Haribo in Bonn: Plan für Museum und Erlebnispark ist geplatzt

Haribo in Bonn : Plan für Museum und Erlebnispark ist geplatzt

Eine Woche vor der traditionellen Kastanientauschaktion gibt es Neuigkeiten aus dem Hause Haribo. So will das Unternehmen seine süßen Produkte demnächst in einem Ladenlokal in der Innenstadt anbieten. Vom Tisch sind dafür jedoch Pläne für ein Haribo-Museum auf dem Werksgelände im Godesberger Norden.

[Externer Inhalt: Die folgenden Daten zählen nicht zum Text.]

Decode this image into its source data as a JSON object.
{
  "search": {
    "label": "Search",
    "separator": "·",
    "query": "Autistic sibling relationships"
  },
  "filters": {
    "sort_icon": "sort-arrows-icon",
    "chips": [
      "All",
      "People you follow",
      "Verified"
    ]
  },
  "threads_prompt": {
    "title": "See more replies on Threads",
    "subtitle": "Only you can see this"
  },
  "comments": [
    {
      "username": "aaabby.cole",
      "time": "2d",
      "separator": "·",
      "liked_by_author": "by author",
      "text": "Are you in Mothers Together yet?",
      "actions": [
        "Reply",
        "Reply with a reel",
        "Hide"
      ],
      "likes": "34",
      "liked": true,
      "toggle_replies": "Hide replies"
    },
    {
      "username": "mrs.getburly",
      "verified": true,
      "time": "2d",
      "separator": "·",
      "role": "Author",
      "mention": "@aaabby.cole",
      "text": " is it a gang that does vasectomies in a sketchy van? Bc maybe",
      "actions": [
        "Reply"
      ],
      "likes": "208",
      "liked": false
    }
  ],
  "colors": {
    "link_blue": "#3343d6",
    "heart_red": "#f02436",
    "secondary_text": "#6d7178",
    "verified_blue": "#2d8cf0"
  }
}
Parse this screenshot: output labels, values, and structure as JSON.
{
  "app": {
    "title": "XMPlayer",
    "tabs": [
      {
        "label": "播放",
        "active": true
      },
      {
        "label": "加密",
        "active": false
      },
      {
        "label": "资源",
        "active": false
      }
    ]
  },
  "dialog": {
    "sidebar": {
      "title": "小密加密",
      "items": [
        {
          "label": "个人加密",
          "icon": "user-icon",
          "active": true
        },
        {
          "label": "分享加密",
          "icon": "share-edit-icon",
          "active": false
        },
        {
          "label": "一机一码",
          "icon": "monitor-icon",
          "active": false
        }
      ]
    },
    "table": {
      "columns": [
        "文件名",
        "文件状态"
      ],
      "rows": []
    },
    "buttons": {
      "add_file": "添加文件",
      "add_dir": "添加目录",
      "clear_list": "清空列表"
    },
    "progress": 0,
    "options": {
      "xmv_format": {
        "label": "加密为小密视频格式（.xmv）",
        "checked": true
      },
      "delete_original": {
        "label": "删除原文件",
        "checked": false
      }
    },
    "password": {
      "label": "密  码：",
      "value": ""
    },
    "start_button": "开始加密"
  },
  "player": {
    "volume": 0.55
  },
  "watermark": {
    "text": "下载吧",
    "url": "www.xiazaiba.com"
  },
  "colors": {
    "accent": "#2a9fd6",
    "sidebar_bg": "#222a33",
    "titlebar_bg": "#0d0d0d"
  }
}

Es ist ein Ladenlokal am Neutor 3, also zwischen Martinsplatz und Kaiserplatz, in dem das Bonner Traditionsunternehmen in wenigen Monaten seinen ersten "City-Shop" weltweit eröffnen will. Ein konkreter Eröffnungstermin stehe noch nicht fest, geplant sei dieser jedoch für die nächsten Monate, teilte Unternehmenssprecher Marco Alfter mit.

Zuletzt war in dem Ladenlokal ein asiatisches Schnellrestaurant untergebracht gewesen. Die Fruchtgummipreise in der Innenstadt sollen laut Marco Alfter denen im weiterhin bestehenden Werksverkauf in Bad Godesberg entsprechen. Während dort täglich auch Großmengen über den Ladentisch gehen, soll Am Neutor vor allem die Laufkundschaft zum Zuge kommen.

"Als alteingesessenes Unternehmen bewegen wir uns ein Stück auf die Bonner zu", verweist Marco Alfter auf den Faktor Identität. Zugleich haben die Kessenicher Bonbonkocher aber auch die zahlreichen Touristen im Visier, denen der Bummel über Münsterplatz, Poppelsdorfer Allee und durch den Hofgarten künftig zusätzlich versüßt werden soll.

Die Marke Haribo als Touristenmagnet - das wird es im Süden Bonns allen bisherigen Verlautbarungen und bereits fortgeschrittenen Planungen zum Trotz nun doch nicht geben. Die Pläne für ein Museum mit Erlebniswelt sind geplatzt.

"Es hat Gespräche mit der Stadtverwaltung und dem Oberbürgermeister gegeben. Ergebnis aus unserer Sicht war, dass die behördlichen Auflagen hinsichtlich erforderlicher Parkplätze, Verkehrsführung und Lärmschutz den Aufwand aus unserer Sicht zu hoch haben erscheinen lassen", sagt der Firmensprecher. Ein unterschwelliger Seitenhieb gegen die Wirtschaftspolitik der Stadt? "Das können Sie lesen, wie Sie wollen", bleibt Alfter unscharf.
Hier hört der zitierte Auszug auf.